How do you get a sports team to promote reading?

My girlfriend loves a series of books called Betsy-Tacy.

(I was going to make a joke about how it isn't odd for her to love that series because she's only eight years old. But I'm not Bob Saget, so I didn't think I could get away with it. Bob is a filthy bastard.)

Long story, short, I suggested that she write to one of the sports teams in Minnesota to ask them if they could find a way to promote authors of children's books from their home state (since Maud Hart Lovelace, the author of the Betsy books, was from Minnesota).

I figured it would be an easy task to get every professional sports team (don't care which: baseball, football, kickball) to wear a patch or a sticker on their uniforms to promote reading. And each team would pick a children's author from their home state.

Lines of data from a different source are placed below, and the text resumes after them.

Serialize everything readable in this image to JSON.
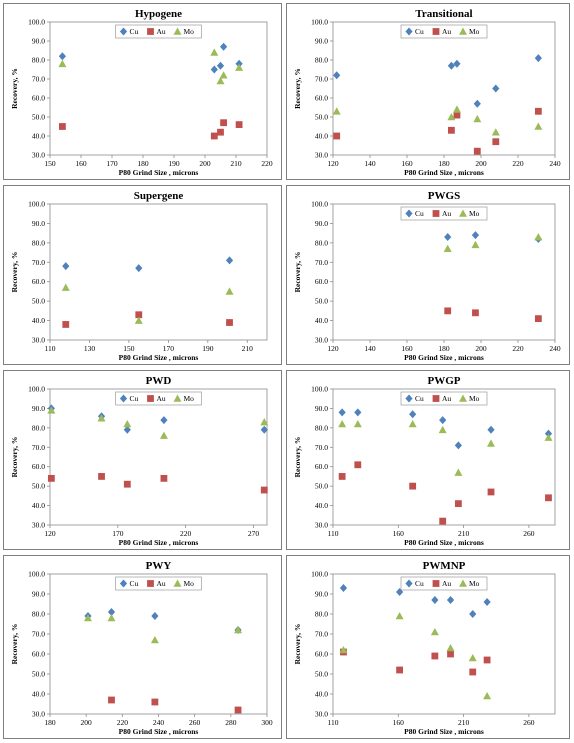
{
  "colors": {
    "Cu": "#4f81bd",
    "Au": "#c0504d",
    "Mo": "#9bbb59"
  },
  "chart_data": [
    {
      "type": "scatter",
      "title": "Hypogene",
      "xlabel": "P80 Grind Size , microns",
      "ylabel": "Recovery, %",
      "xlim": [
        150,
        220
      ],
      "xticks": [
        150,
        160,
        170,
        180,
        190,
        200,
        210,
        220
      ],
      "ylim": [
        30,
        100
      ],
      "yticks": [
        "30.0",
        "40.0",
        "50.0",
        "60.0",
        "70.0",
        "80.0",
        "90.0",
        "100.0"
      ],
      "legend": "top-center",
      "series": [
        {
          "name": "Cu",
          "marker": "diamond",
          "x": [
            154,
            203,
            205,
            206,
            211
          ],
          "y": [
            82,
            75,
            77,
            87,
            78
          ]
        },
        {
          "name": "Au",
          "marker": "square",
          "x": [
            154,
            203,
            205,
            206,
            211
          ],
          "y": [
            45,
            40,
            42,
            47,
            46
          ]
        },
        {
          "name": "Mo",
          "marker": "triangle",
          "x": [
            154,
            203,
            205,
            206,
            211
          ],
          "y": [
            78,
            84,
            69,
            72,
            76
          ]
        }
      ]
    },
    {
      "type": "scatter",
      "title": "Transitional",
      "xlabel": "P80 Grind Size , microns",
      "ylabel": "Recovery, %",
      "xlim": [
        120,
        240
      ],
      "xticks": [
        120,
        140,
        160,
        180,
        200,
        220,
        240
      ],
      "ylim": [
        30,
        100
      ],
      "yticks": [
        "30.0",
        "40.0",
        "50.0",
        "60.0",
        "70.0",
        "80.0",
        "90.0",
        "100.0"
      ],
      "legend": "top-center",
      "series": [
        {
          "name": "Cu",
          "marker": "diamond",
          "x": [
            122,
            184,
            187,
            198,
            208,
            231
          ],
          "y": [
            72,
            77,
            78,
            57,
            65,
            81
          ]
        },
        {
          "name": "Au",
          "marker": "square",
          "x": [
            122,
            184,
            187,
            198,
            208,
            231
          ],
          "y": [
            40,
            43,
            51,
            32,
            37,
            53
          ]
        },
        {
          "name": "Mo",
          "marker": "triangle",
          "x": [
            122,
            184,
            187,
            198,
            208,
            231
          ],
          "y": [
            53,
            50,
            54,
            49,
            42,
            45
          ]
        }
      ]
    },
    {
      "type": "scatter",
      "title": "Supergene",
      "xlabel": "P80 Grind Size , microns",
      "ylabel": "Recovery, %",
      "xlim": [
        110,
        220
      ],
      "xticks": [
        110,
        130,
        150,
        170,
        190,
        210
      ],
      "ylim": [
        30,
        100
      ],
      "yticks": [
        "30.0",
        "40.0",
        "50.0",
        "60.0",
        "70.0",
        "80.0",
        "90.0",
        "100.0"
      ],
      "legend": "none",
      "series": [
        {
          "name": "Cu",
          "marker": "diamond",
          "x": [
            118,
            155,
            201
          ],
          "y": [
            68,
            67,
            71
          ]
        },
        {
          "name": "Au",
          "marker": "square",
          "x": [
            118,
            155,
            201
          ],
          "y": [
            38,
            43,
            39
          ]
        },
        {
          "name": "Mo",
          "marker": "triangle",
          "x": [
            118,
            155,
            201
          ],
          "y": [
            57,
            40,
            55
          ]
        }
      ]
    },
    {
      "type": "scatter",
      "title": "PWGS",
      "xlabel": "P80 Grind Size , microns",
      "ylabel": "Recovery, %",
      "xlim": [
        120,
        240
      ],
      "xticks": [
        120,
        140,
        160,
        180,
        200,
        220,
        240
      ],
      "ylim": [
        30,
        100
      ],
      "yticks": [
        "30.0",
        "40.0",
        "50.0",
        "60.0",
        "70.0",
        "80.0",
        "90.0",
        "100.0"
      ],
      "legend": "top-center",
      "series": [
        {
          "name": "Cu",
          "marker": "diamond",
          "x": [
            182,
            197,
            231
          ],
          "y": [
            83,
            84,
            82
          ]
        },
        {
          "name": "Au",
          "marker": "square",
          "x": [
            182,
            197,
            231
          ],
          "y": [
            45,
            44,
            41
          ]
        },
        {
          "name": "Mo",
          "marker": "triangle",
          "x": [
            182,
            197,
            231
          ],
          "y": [
            77,
            79,
            83
          ]
        }
      ]
    },
    {
      "type": "scatter",
      "title": "PWD",
      "xlabel": "P80 Grind Size , microns",
      "ylabel": "Recovery, %",
      "xlim": [
        120,
        280
      ],
      "xticks": [
        120,
        170,
        220,
        270
      ],
      "ylim": [
        30,
        100
      ],
      "yticks": [
        "30.0",
        "40.0",
        "50.0",
        "60.0",
        "70.0",
        "80.0",
        "90.0",
        "100.0"
      ],
      "legend": "top-center",
      "series": [
        {
          "name": "Cu",
          "marker": "diamond",
          "x": [
            121,
            158,
            177,
            204,
            278
          ],
          "y": [
            90,
            86,
            79,
            84,
            79
          ]
        },
        {
          "name": "Au",
          "marker": "square",
          "x": [
            121,
            158,
            177,
            204,
            278
          ],
          "y": [
            54,
            55,
            51,
            54,
            48
          ]
        },
        {
          "name": "Mo",
          "marker": "triangle",
          "x": [
            121,
            158,
            177,
            204,
            278
          ],
          "y": [
            89,
            85,
            82,
            76,
            83
          ]
        }
      ]
    },
    {
      "type": "scatter",
      "title": "PWGP",
      "xlabel": "P80 Grind Size , microns",
      "ylabel": "Recovery, %",
      "xlim": [
        110,
        280
      ],
      "xticks": [
        110,
        160,
        210,
        260
      ],
      "ylim": [
        30,
        100
      ],
      "yticks": [
        "30.0",
        "40.0",
        "50.0",
        "60.0",
        "70.0",
        "80.0",
        "90.0",
        "100.0"
      ],
      "legend": "top-center",
      "series": [
        {
          "name": "Cu",
          "marker": "diamond",
          "x": [
            117,
            129,
            171,
            194,
            206,
            231,
            275
          ],
          "y": [
            88,
            88,
            87,
            84,
            71,
            79,
            77
          ]
        },
        {
          "name": "Au",
          "marker": "square",
          "x": [
            117,
            129,
            171,
            194,
            206,
            231,
            275
          ],
          "y": [
            55,
            61,
            50,
            32,
            41,
            47,
            44
          ]
        },
        {
          "name": "Mo",
          "marker": "triangle",
          "x": [
            117,
            129,
            171,
            194,
            206,
            231,
            275
          ],
          "y": [
            82,
            82,
            82,
            79,
            57,
            72,
            75
          ]
        }
      ]
    },
    {
      "type": "scatter",
      "title": "PWY",
      "xlabel": "P80 Grind Size , microns",
      "ylabel": "Recovery, %",
      "xlim": [
        180,
        300
      ],
      "xticks": [
        180,
        200,
        220,
        240,
        260,
        280,
        300
      ],
      "ylim": [
        30,
        100
      ],
      "yticks": [
        "30.0",
        "40.0",
        "50.0",
        "60.0",
        "70.0",
        "80.0",
        "90.0",
        "100.0"
      ],
      "legend": "top-center",
      "series": [
        {
          "name": "Cu",
          "marker": "diamond",
          "x": [
            201,
            214,
            238,
            284
          ],
          "y": [
            79,
            81,
            79,
            72
          ]
        },
        {
          "name": "Au",
          "marker": "square",
          "x": [
            201,
            214,
            238,
            284
          ],
          "y": [
            null,
            37,
            36,
            32
          ]
        },
        {
          "name": "Mo",
          "marker": "triangle",
          "x": [
            201,
            214,
            238,
            284
          ],
          "y": [
            78,
            78,
            67,
            72
          ]
        }
      ]
    },
    {
      "type": "scatter",
      "title": "PWMNP",
      "xlabel": "P80 Grind Size , microns",
      "ylabel": "Recovery, %",
      "xlim": [
        110,
        280
      ],
      "xticks": [
        110,
        160,
        210,
        260
      ],
      "ylim": [
        30,
        100
      ],
      "yticks": [
        "30.0",
        "40.0",
        "50.0",
        "60.0",
        "70.0",
        "80.0",
        "90.0",
        "100.0"
      ],
      "legend": "top-center",
      "series": [
        {
          "name": "Cu",
          "marker": "diamond",
          "x": [
            118,
            161,
            188,
            200,
            217,
            228
          ],
          "y": [
            93,
            91,
            87,
            87,
            80,
            86
          ]
        },
        {
          "name": "Au",
          "marker": "square",
          "x": [
            118,
            161,
            188,
            200,
            217,
            228
          ],
          "y": [
            61,
            52,
            59,
            60,
            51,
            57
          ]
        },
        {
          "name": "Mo",
          "marker": "triangle",
          "x": [
            118,
            161,
            188,
            200,
            217,
            228
          ],
          "y": [
            62,
            79,
            71,
            63,
            58,
            39
          ]
        }
      ]
    }
  ]
}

The Betsy-Tacy books struck me as funny because most of the artwork associated with the books is of images of little girls in frilly dresses with bows in their pig-tailed hair. And it would be hilarious to see Betsy and Tacy holding hands on the back of a Vikings helmet.

I don't know what authors are from which states, except that Dr. Seuss was from Massachusetts. I guess it doesn't really matter if the authors are living or dead.

But it sounds like it would make a good partnership: professional sports teams promote both reading and their home state to kids. Players could read to kids. And kids would learn that steroids make them big and strong. It's a win-win.